Hey, Rob. Thanks for reading and leaving the comment. You are right that the government is actually there to regulate stuff like what the “Big Short” shorted. If you read Nocera and McLean’s book on the crisis, the regulatory breakdown happened at several levels. The mass sale of subprime mortgages never should have occurred (a lot of fraud occurred there). The bundling of these bad mortgages also should have been closely watched. And then the creation of synthetic CDOs should have been the subject of some debate among regulators: to what extent is something as abstract as that good for anyone? One thing that doesn’t get said: when houses were rising at 20% a year, why didn’t the Fed raise interest rates? In my view, inflation is inflation.

By the way, you can read all of the Lewis book for free on Vanity Fair as separate pieces on Ireland and Greece, etc. I think the only new text Boomerang brings to that series of articles is a foreword. Happy reading.

Rob said...

Hey Miguel – thanks for the pointer to Vanity Fair :)

Gueibor said...

This was a great read, Miguel, but then again, all your posts are.

I may be a bit over the top with cynicism, but I'm puzzled by how the general population never stops to ponder on the very nature of private financial institutions. This crisis is only the biggest ad most recent, but financial bubbles are nothing new, and there is no shortage o background information about them. Sadly, my view is that stupidity and greed will always trample caution and effort — work ethic doesn't even come into the equation, Protestant or otherwise.
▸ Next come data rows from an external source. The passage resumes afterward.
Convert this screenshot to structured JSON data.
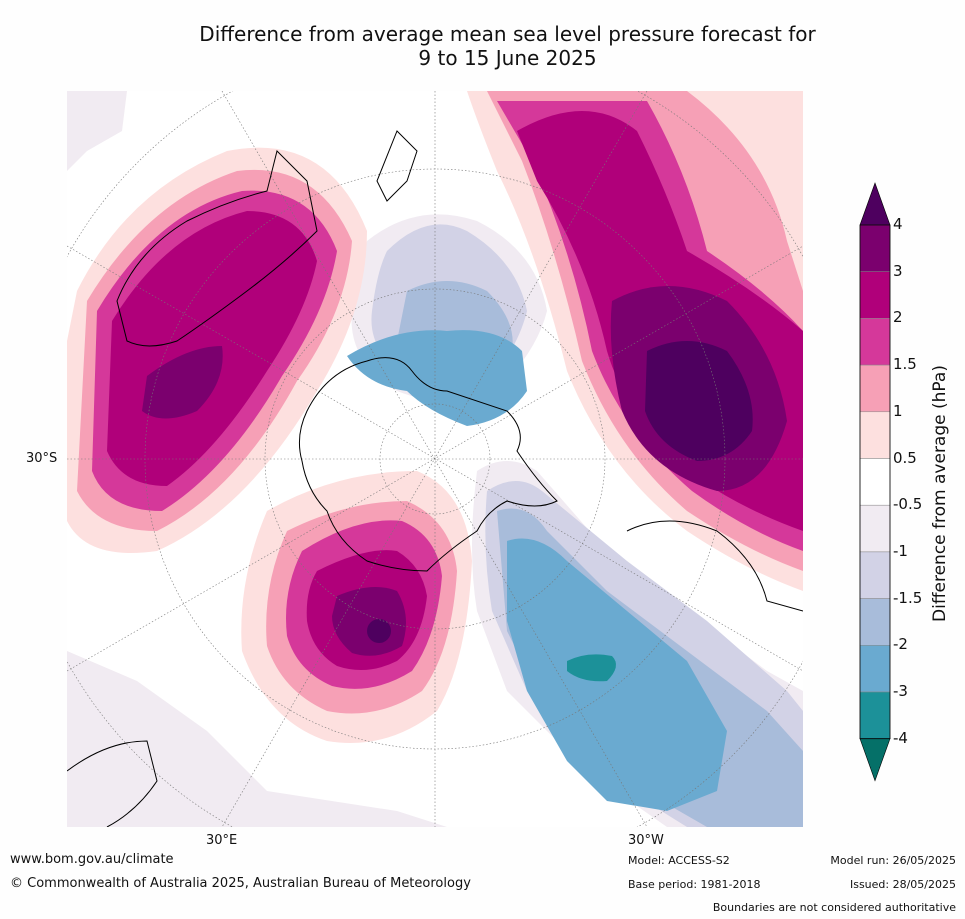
{
  "title_line1": "Difference from average mean sea level pressure forecast for",
  "title_line2": "9 to 15 June 2025",
  "map": {
    "projection": "south-polar-stereographic",
    "lat_label": "30°S",
    "lon_labels": [
      "30°E",
      "30°W"
    ],
    "features": [
      "Australia",
      "New Zealand",
      "Antarctica",
      "South America",
      "Africa"
    ]
  },
  "colorbar": {
    "title": "Difference from average (hPa)",
    "ticks": [
      "4",
      "3",
      "2",
      "1.5",
      "1",
      "0.5",
      "-0.5",
      "-1",
      "-1.5",
      "-2",
      "-3",
      "-4"
    ],
    "colors": [
      "#4e005f",
      "#7b006e",
      "#b0007a",
      "#d5389a",
      "#f6a0b6",
      "#fde0df",
      "#ffffff",
      "#f1ebf2",
      "#d2d2e6",
      "#a8bcda",
      "#6aaad0",
      "#1c9199",
      "#057068"
    ]
  },
  "footer": {
    "url": "www.bom.gov.au/climate",
    "copyright": "© Commonwealth of Australia 2025, Australian Bureau of Meteorology",
    "model": "Model: ACCESS-S2",
    "base_period": "Base period: 1981-2018",
    "model_run": "Model run: 26/05/2025",
    "issued": "Issued: 28/05/2025",
    "disclaimer": "Boundaries are not considered authoritative"
  }
}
Financial matters should be a byproduct of actual physical industries producing goods and services. Whenever banks tend to grow bigger than their clients, Governments should intervene (I feel stupid by even having to type this… water should be wet, duh). Instead, for most of the last century we've had banks outgrowing their own governments*, then entire regions, and all the while people were going “Weee, I'm their client LOL!”.
Now those same people are scratching their heads at the shocking realization that their financial gurus have been putting their own interests above theirs. Entities championing greed have out-greeded me? How can that be possible?
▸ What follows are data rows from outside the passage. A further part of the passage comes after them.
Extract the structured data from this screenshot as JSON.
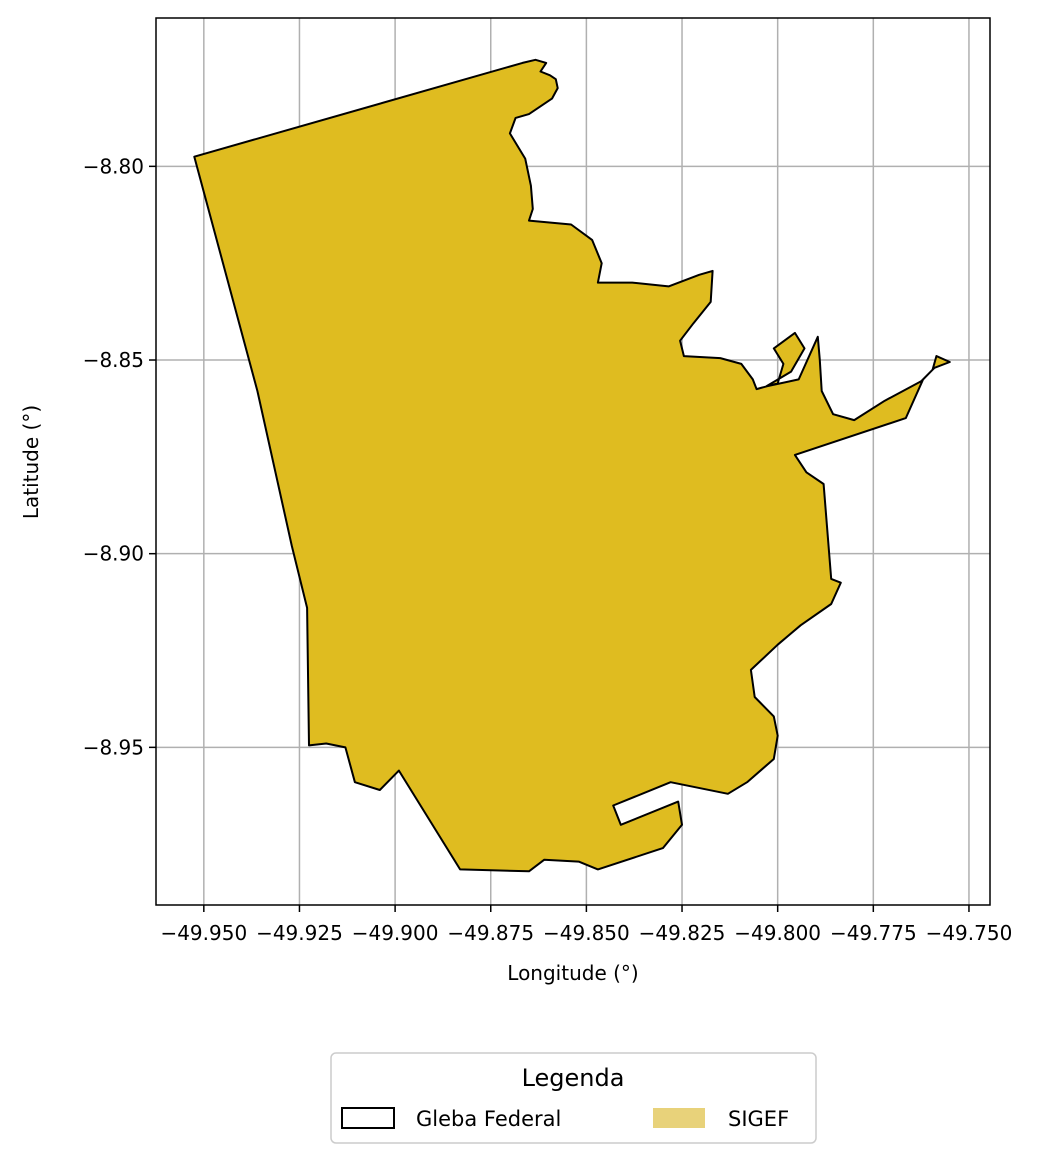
{
  "chart_data": {
    "type": "map",
    "xlabel": "Longitude (°)",
    "ylabel": "Latitude (°)",
    "xlim": [
      -49.9625,
      -49.7445
    ],
    "ylim": [
      -8.9907,
      -8.7617
    ],
    "x_ticks": [
      -49.95,
      -49.925,
      -49.9,
      -49.875,
      -49.85,
      -49.825,
      -49.8,
      -49.775,
      -49.75
    ],
    "x_tick_labels": [
      "−49.950",
      "−49.925",
      "−49.900",
      "−49.875",
      "−49.850",
      "−49.825",
      "−49.800",
      "−49.775",
      "−49.750"
    ],
    "y_ticks": [
      -8.8,
      -8.85,
      -8.9,
      -8.95
    ],
    "y_tick_labels": [
      "−8.80",
      "−8.85",
      "−8.90",
      "−8.95"
    ],
    "grid": true,
    "legend": {
      "title": "Legenda",
      "placement": "bottom-center",
      "entries": [
        {
          "label": "Gleba Federal",
          "style": "outline",
          "edge_color": "#000000",
          "fill": "none"
        },
        {
          "label": "SIGEF",
          "style": "fill",
          "color": "#e8d27a"
        }
      ]
    },
    "polygon_fill": "#dfbc20",
    "polygon_edge": "#000000",
    "polygon": [
      [
        -49.9525,
        -8.7975
      ],
      [
        -49.8667,
        -8.7733
      ],
      [
        -49.8633,
        -8.7725
      ],
      [
        -49.8605,
        -8.7733
      ],
      [
        -49.862,
        -8.7755
      ],
      [
        -49.8595,
        -8.7765
      ],
      [
        -49.858,
        -8.7775
      ],
      [
        -49.8575,
        -8.7798
      ],
      [
        -49.859,
        -8.7825
      ],
      [
        -49.865,
        -8.7865
      ],
      [
        -49.8685,
        -8.7875
      ],
      [
        -49.87,
        -8.7915
      ],
      [
        -49.866,
        -8.798
      ],
      [
        -49.8645,
        -8.805
      ],
      [
        -49.864,
        -8.811
      ],
      [
        -49.865,
        -8.814
      ],
      [
        -49.854,
        -8.815
      ],
      [
        -49.8485,
        -8.819
      ],
      [
        -49.846,
        -8.825
      ],
      [
        -49.847,
        -8.83
      ],
      [
        -49.838,
        -8.83
      ],
      [
        -49.8285,
        -8.831
      ],
      [
        -49.8205,
        -8.828
      ],
      [
        -49.817,
        -8.827
      ],
      [
        -49.8175,
        -8.835
      ],
      [
        -49.822,
        -8.8405
      ],
      [
        -49.8255,
        -8.845
      ],
      [
        -49.8245,
        -8.849
      ],
      [
        -49.815,
        -8.8495
      ],
      [
        -49.8095,
        -8.851
      ],
      [
        -49.8065,
        -8.855
      ],
      [
        -49.8055,
        -8.8575
      ],
      [
        -49.8,
        -8.856
      ],
      [
        -49.7985,
        -8.851
      ],
      [
        -49.801,
        -8.847
      ],
      [
        -49.7955,
        -8.843
      ],
      [
        -49.793,
        -8.847
      ],
      [
        -49.7965,
        -8.853
      ],
      [
        -49.803,
        -8.8568
      ],
      [
        -49.7945,
        -8.855
      ],
      [
        -49.7895,
        -8.844
      ],
      [
        -49.789,
        -8.85
      ],
      [
        -49.7885,
        -8.858
      ],
      [
        -49.7855,
        -8.864
      ],
      [
        -49.78,
        -8.8655
      ],
      [
        -49.772,
        -8.8605
      ],
      [
        -49.7625,
        -8.8555
      ],
      [
        -49.759,
        -8.852
      ],
      [
        -49.755,
        -8.8505
      ],
      [
        -49.7585,
        -8.849
      ],
      [
        -49.7595,
        -8.8525
      ],
      [
        -49.762,
        -8.855
      ],
      [
        -49.7665,
        -8.865
      ],
      [
        -49.7955,
        -8.8745
      ],
      [
        -49.7925,
        -8.879
      ],
      [
        -49.788,
        -8.882
      ],
      [
        -49.786,
        -8.9065
      ],
      [
        -49.7835,
        -8.9075
      ],
      [
        -49.786,
        -8.913
      ],
      [
        -49.794,
        -8.9185
      ],
      [
        -49.8,
        -8.9235
      ],
      [
        -49.807,
        -8.93
      ],
      [
        -49.806,
        -8.937
      ],
      [
        -49.801,
        -8.942
      ],
      [
        -49.8,
        -8.947
      ],
      [
        -49.801,
        -8.953
      ],
      [
        -49.808,
        -8.959
      ],
      [
        -49.813,
        -8.962
      ],
      [
        -49.828,
        -8.959
      ],
      [
        -49.843,
        -8.965
      ],
      [
        -49.841,
        -8.97
      ],
      [
        -49.826,
        -8.964
      ],
      [
        -49.825,
        -8.97
      ],
      [
        -49.83,
        -8.976
      ],
      [
        -49.847,
        -8.9815
      ],
      [
        -49.852,
        -8.9795
      ],
      [
        -49.861,
        -8.979
      ],
      [
        -49.865,
        -8.982
      ],
      [
        -49.883,
        -8.9815
      ],
      [
        -49.899,
        -8.956
      ],
      [
        -49.904,
        -8.961
      ],
      [
        -49.9105,
        -8.959
      ],
      [
        -49.913,
        -8.95
      ],
      [
        -49.918,
        -8.949
      ],
      [
        -49.9225,
        -8.9495
      ],
      [
        -49.923,
        -8.914
      ],
      [
        -49.927,
        -8.898
      ],
      [
        -49.936,
        -8.858
      ]
    ]
  }
}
I don't think this crisis will change things in the long run.
In our lifetime, maybe. Perhaps even for the next generation or two. But given enough time, human greed will rear its ugly head and people will conveniently forget history, or twist it to justify their current flawed decisions.
I mean, none of us are nearly as stupid as those cigar-chomping bastards back in 1929, right?

(*I’m aware the US still manages more cash than, say, GS; otherwise the bailout would have been a physical impossibility. When I say “outgrowing” I’m taking power and influence into account.)

Miguel Llorens M. said...

All of the points you make are part of the political debate now. Let me throw out a bunch of (perhaps) related observations:
1.- There is this recent book called "This Time is Different" that chronicles 800 years of financial crises, so, yes, eventually similar episodes will recur. That is just a fact of economic life.
2.- However, these crises can perhaps be delayed by a few decades by introducing stopgaps. Many think that the period devoid of major crises after the Great Depression was due to stricter regulations.
3.- Two regulations that I favor (and rules that existed until very recently): don't let any bank have a market share higher than 10% and Glass-Steagall, which separates casino and investment banking from deposit institutions.
4.- Global megabanks scare the crap out of me. The British know that they can't bail out their own banks because they are larger than their own economies, which is scary, as the Irish and Icelanders found out to their chagrin. Could Spain bail out Santander and BBVA if they blew up? (I don't know if anyone has done the arithmetic on that one.) You simply can't let banks get that big, as former IMF chief economist Simon Johnson never gets tired of repeating.